O fotógrafo indiano três vezes vencedor do World Press Photo está em Portugal para documentar a comunidade goesa que imigrou nos anos 60 e 70.

Aos 15 anos, Pablo Bartholomew era expulso da escola onde estudava em Nova Deli. Nada que fosse um problema quando havia uma máquina fotográfica por perto. O pai era “o que hoje em dia se chama curador” e também costumava fotografar e a mãe, “ligada ao cinema e ao teatro”, ajudava ao ambiente artístico que se vivia em casa. À falta de escola, há sempre a fotografia.

Estamos na esplanada do restaurante Eduardo das Conquilhas, na Parede, e Pablo Bartholomew recorda o seu passado na Índia, onde cresceu e onde ainda vive. “Queria experimentar a comida goesa aqui, mas o outro restaurante [goês, também na Parede] estava fechado”, diz enquanto encara a vitela que tem no prato. Vitela num restaurante de conquilhas? Bem, terá tempo para as experimentar noutra visita.

Recomendamos-lhe o Jesus é Goês, em Lisboa, onde talvez encontre o que procura, o prato mais picante de Lisboa, o caril de caranguejo, típico da cozinha indo-portuguesa. Nos próximos três meses, o fotógrafo vencedor também três vezes do World Press Photo vai estar na cidade para fotografar a comunidade goesa que imigrou para Portugal em 61, “depois da independência da colónia”, explica. O caril de caranguejo certamente terá de fazer parte da ementa da visita. Mas isso fica para outro dia.

O projecto que vai desenvolver em Lisboa, uma continuação da série “The Indian Emigrés”, que começou nos Estados Unidos, não é novo. Aliás, tem praticamente a nossa idade.“Comecei-o em 1987, dois anos depois de o meu pai morrer”, conta. “Na altura tinha 30 e tal anos e comecei a questionar várias coisas na minha vida. O meu pai nasceu na Birmânia, foi-se embora para a Índia ainda criança, durante a Segunda Guerra Mundial, e nunca mais regressou. Nunca deixei de pensar nas origens dele e em como seria a adaptação das pessoas a outra cidade, com a comida, a religião, as roupas e todos os hábitos diferentes.”

Nos anos 80 as suas inquietações levaram-no à Califórnia, onde conheceu “dos indianos que lideravam grandes empresas de tecnologia à comunidade sique de agricultores do Norte, numa altura em que se consumia muita comida enlatada, de fruta a legumes”, explica.

Antes disso, já tinha vencido o World Press Photo com apenas 20 anos. “Na verdade, quando tirei as fotos vencedoras tinha 19 anos”, recorda.

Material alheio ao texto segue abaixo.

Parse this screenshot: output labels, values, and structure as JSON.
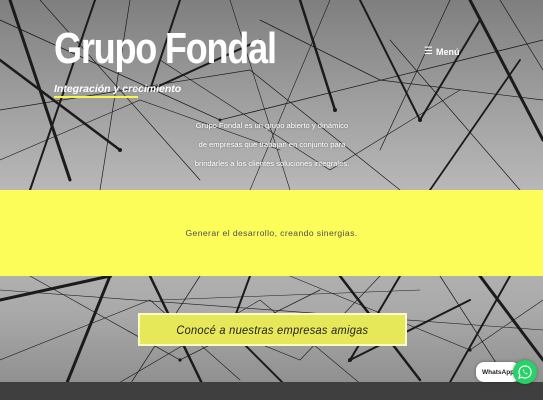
{
  "header": {
    "site_title": "Grupo Fondal",
    "tagline": "Integración y crecimiento",
    "menu_label": "Menú",
    "menu_icon": "hamburger-icon"
  },
  "hero": {
    "intro_text": "Grupo Fondal es un grupo abierto y dinámico de empresas que trabajan en conjunto para brindarles a los clientes soluciones integrales."
  },
  "band": {
    "text": "Generar el desarrollo, creando sinergias.",
    "background_color": "#fdfd59"
  },
  "cta": {
    "label": "Conocé a nuestras empresas amigas",
    "background_color": "#e7e75a"
  },
  "whatsapp": {
    "label": "WhatsApp",
    "icon": "whatsapp-icon",
    "color": "#25d366"
  }
}
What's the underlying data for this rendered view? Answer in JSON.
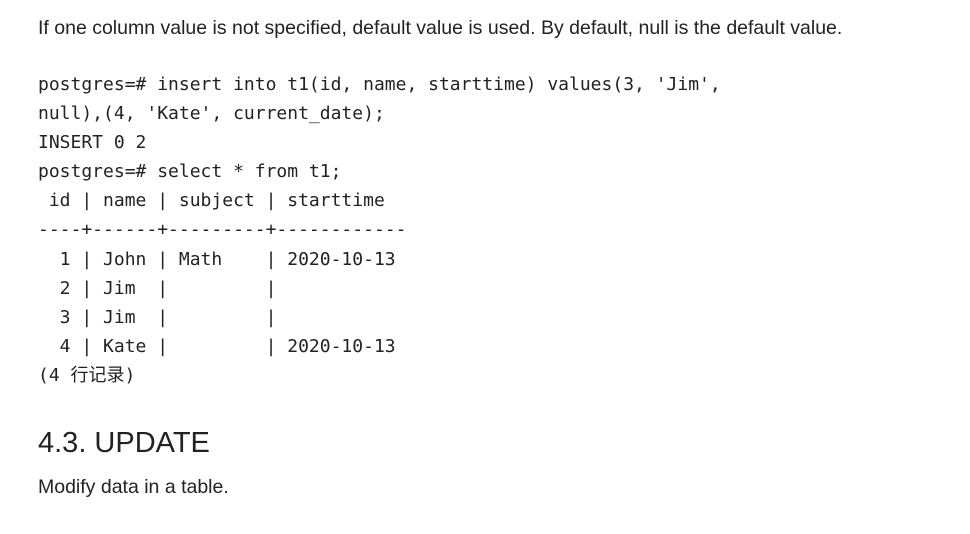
{
  "intro_text": "If one column value is not specified, default value is used. By default, null is the default value.",
  "code_block": {
    "lines": [
      "postgres=# insert into t1(id, name, starttime) values(3, 'Jim',",
      "null),(4, 'Kate', current_date);",
      "INSERT 0 2",
      "postgres=# select * from t1;",
      " id | name | subject | starttime",
      "----+------+---------+------------",
      "  1 | John | Math    | 2020-10-13",
      "  2 | Jim  |         |",
      "  3 | Jim  |         |",
      "  4 | Kate |         | 2020-10-13",
      "(4 行记录)"
    ]
  },
  "section": {
    "heading": "4.3. UPDATE",
    "description": "Modify data in a table."
  }
}
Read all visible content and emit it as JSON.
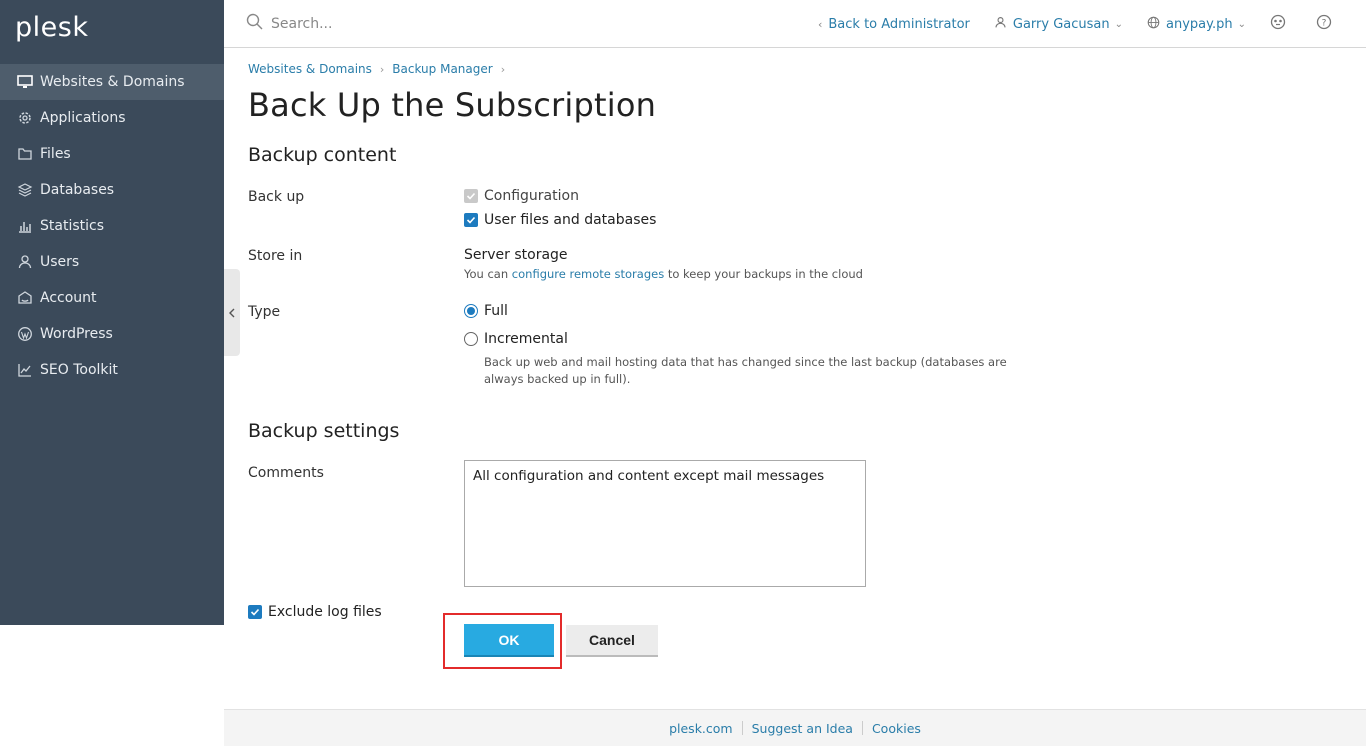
{
  "app": {
    "logo": "plesk"
  },
  "sidebar": {
    "items": [
      {
        "label": "Websites & Domains",
        "icon": "monitor-icon",
        "active": true
      },
      {
        "label": "Applications",
        "icon": "gear-icon"
      },
      {
        "label": "Files",
        "icon": "folder-icon"
      },
      {
        "label": "Databases",
        "icon": "database-layers-icon"
      },
      {
        "label": "Statistics",
        "icon": "bar-chart-icon"
      },
      {
        "label": "Users",
        "icon": "user-icon"
      },
      {
        "label": "Account",
        "icon": "account-icon"
      },
      {
        "label": "WordPress",
        "icon": "wordpress-icon"
      },
      {
        "label": "SEO Toolkit",
        "icon": "seo-chart-icon"
      }
    ]
  },
  "topbar": {
    "search_placeholder": "Search...",
    "back_link": "Back to Administrator",
    "user": "Garry Gacusan",
    "domain": "anypay.ph"
  },
  "breadcrumb": [
    "Websites & Domains",
    "Backup Manager"
  ],
  "page": {
    "title": "Back Up the Subscription",
    "backup_content": {
      "heading": "Backup content",
      "back_up_label": "Back up",
      "options": [
        {
          "label": "Configuration",
          "checked": true,
          "disabled": true
        },
        {
          "label": "User files and databases",
          "checked": true,
          "disabled": false
        }
      ],
      "store_in_label": "Store in",
      "store_in_value": "Server storage",
      "store_hint_pre": "You can",
      "store_hint_link": "configure remote storages",
      "store_hint_post": "to keep your backups in the cloud",
      "type_label": "Type",
      "type_full": "Full",
      "type_incremental": "Incremental",
      "incremental_hint_1": "Back up web and mail hosting data that has changed since the last backup (databases are",
      "incremental_hint_2": "always backed up in full).",
      "selected_type": "Full"
    },
    "backup_settings": {
      "heading": "Backup settings",
      "comments_label": "Comments",
      "comments_value": "All configuration and content except mail messages",
      "exclude_logs_label": "Exclude log files",
      "exclude_logs_checked": true
    },
    "buttons": {
      "ok": "OK",
      "cancel": "Cancel"
    }
  },
  "footer": {
    "links": [
      "plesk.com",
      "Suggest an Idea",
      "Cookies"
    ]
  },
  "colors": {
    "sidebar_bg": "#3b4a5a",
    "accent": "#28aae1",
    "link": "#2a7da9",
    "highlight": "#e32b2b"
  }
}
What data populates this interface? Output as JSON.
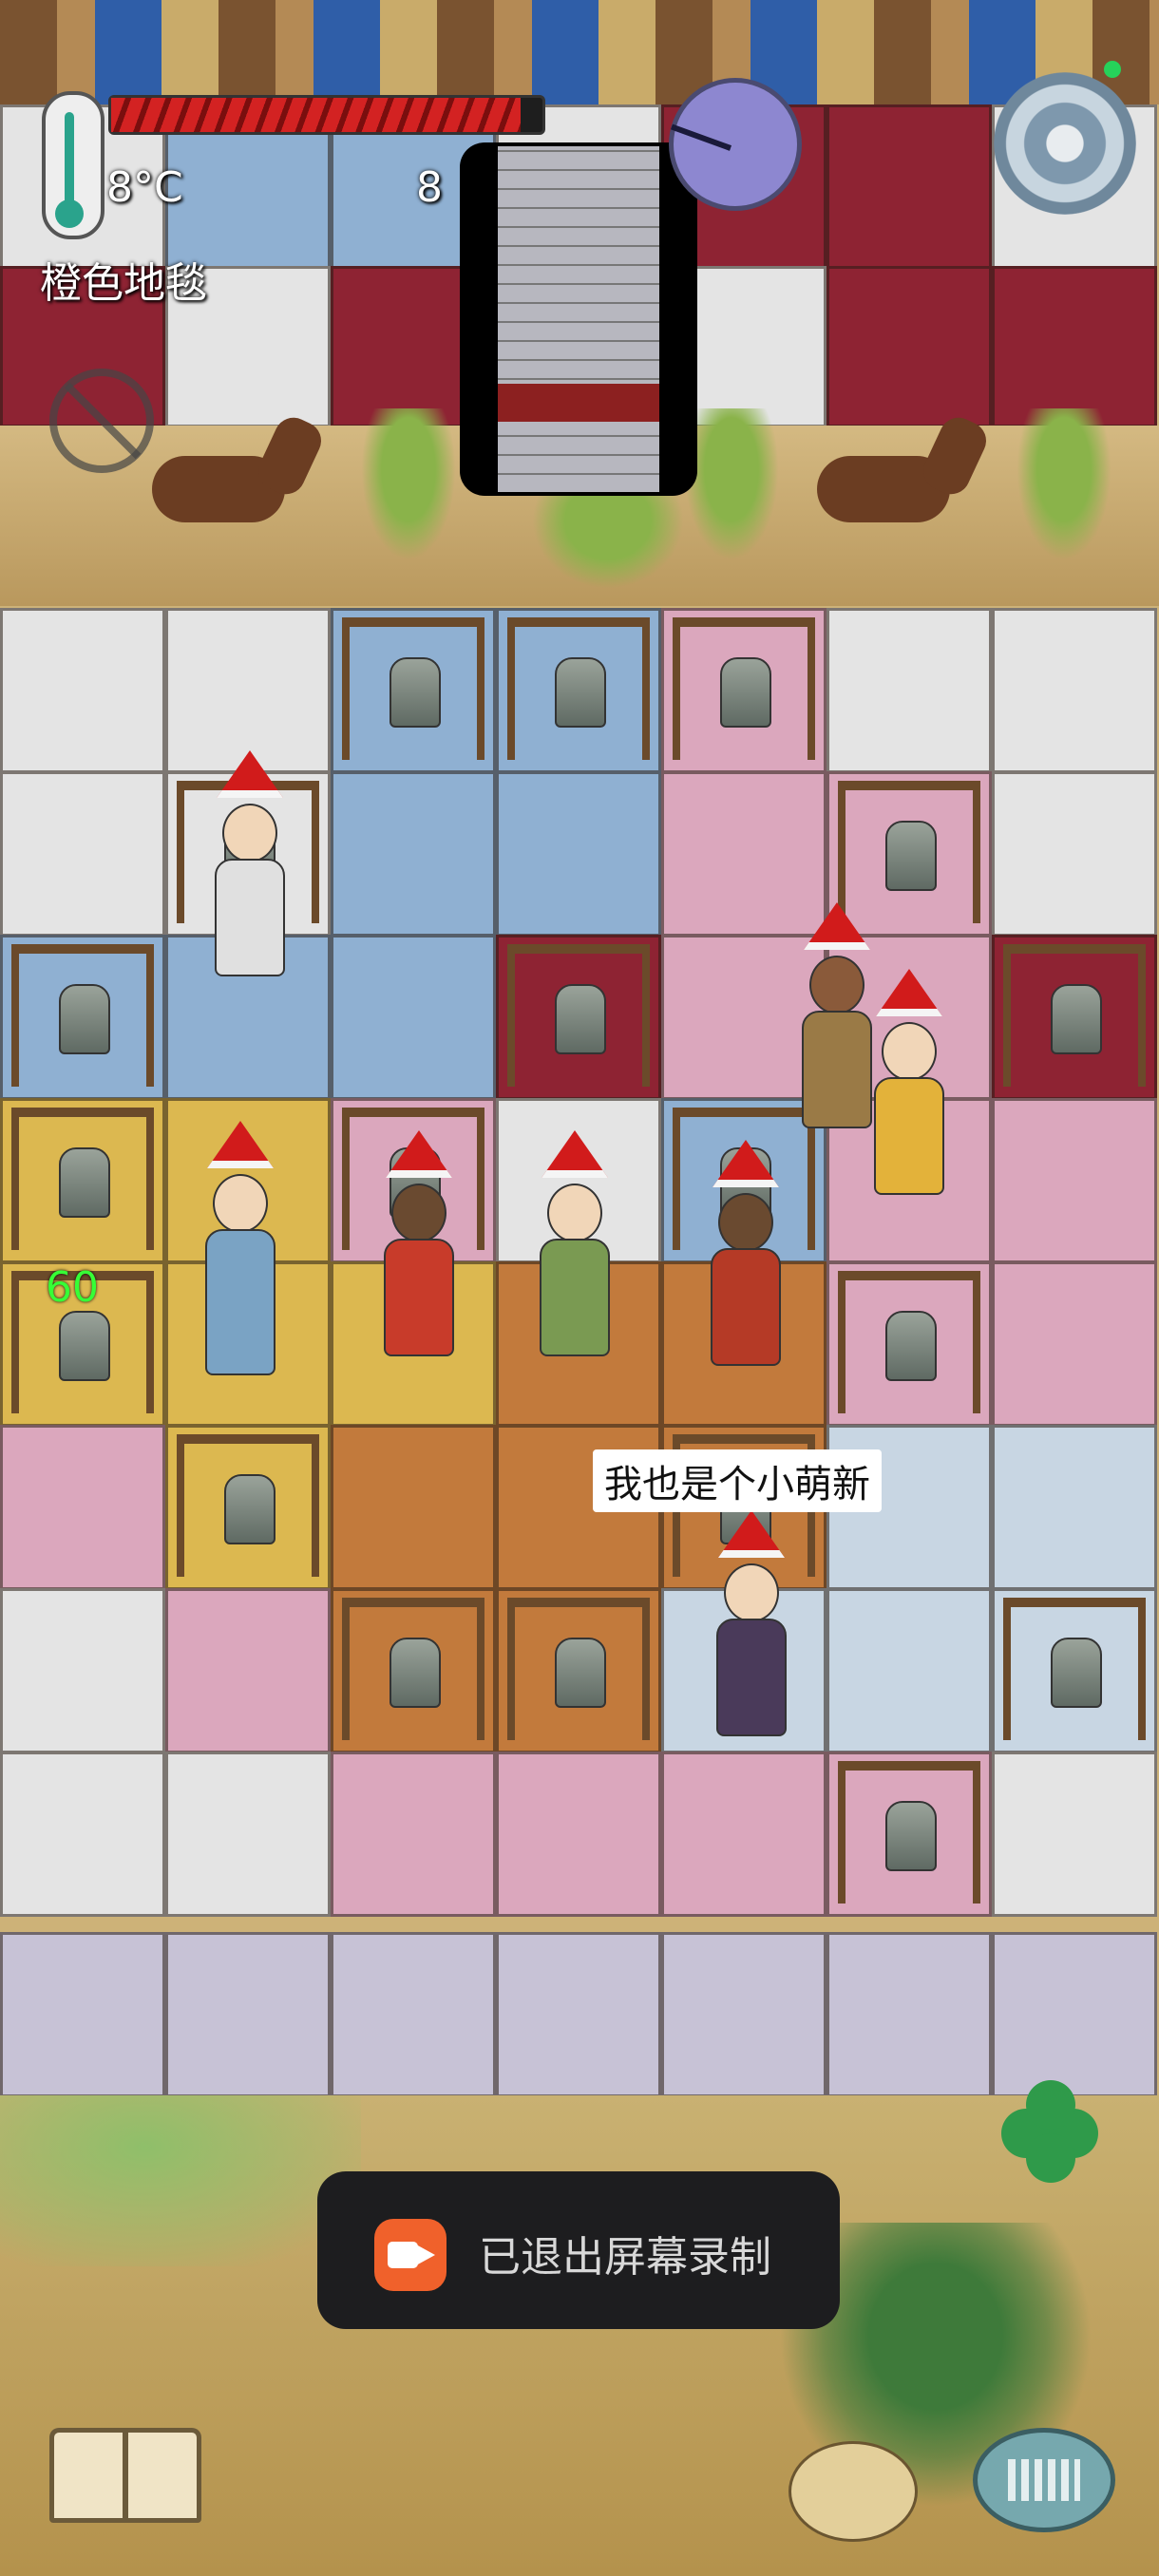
{
  "hud": {
    "temperature": "8°C",
    "counter": "8",
    "location": "橙色地毯",
    "health_fraction": 0.95,
    "float_number": "60"
  },
  "npc_speech": "我也是个小萌新",
  "toast": {
    "message": "已退出屏幕录制",
    "icon": "screen-record-icon"
  },
  "colors": {
    "blue": "#8fb0d2",
    "red": "#8e2333",
    "pink": "#dba7bd",
    "yellow": "#dcb850",
    "orange": "#c27a3c",
    "white": "#e4e4e4",
    "pale_blue": "#c8d6e3",
    "lavender": "#c7c2d6"
  },
  "icons": [
    "thermometer-icon",
    "settings-gear-icon",
    "clock-icon",
    "no-sign-icon",
    "book-icon",
    "keyboard-icon",
    "clover-icon"
  ]
}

Valeu a pena faltar às aulas.

“Foi com uma série sobre viciados em morfina e não foi muito difícil consegui-la”, conta. “De facto aquele ambiente era o que me rodeava nesses tempos mais hippies.” Em 1984 voltou a vencer o World Press Photo, com uma série sobre o desastre industrial da fábrica de pesticidas em Bhopal. Uma das fotos, a de uma criança morta, foi considerada Foto do Ano e correu o mundo.

Ainda assim, e apesar do reconhecimento, o dinheiro não lhe chegava aos bolsos. “Mesmo depois do prémio continuei a trabalhar como fotógrafo em rodagens de cinema”, continua. “Depois disso trabalhei em publicidade e foi aí que consegui ganhar dinheiro. Mas tive de deixar porque isso mata-nos a cabeça.”

Melhores tempos ainda viriam e os trabalhos de freelancer começaram a suceder-se em várias revistas importantes, da “National Geographic” à “Paris Match”, passando por jornais como o “Figaro” ou o “New York Times” numa altura de crescimento da Índia. “Posso dizer que vivi a era de ouro do fotojornalismo, que deve ter acabado ali por 1995 ou 1996”, opina.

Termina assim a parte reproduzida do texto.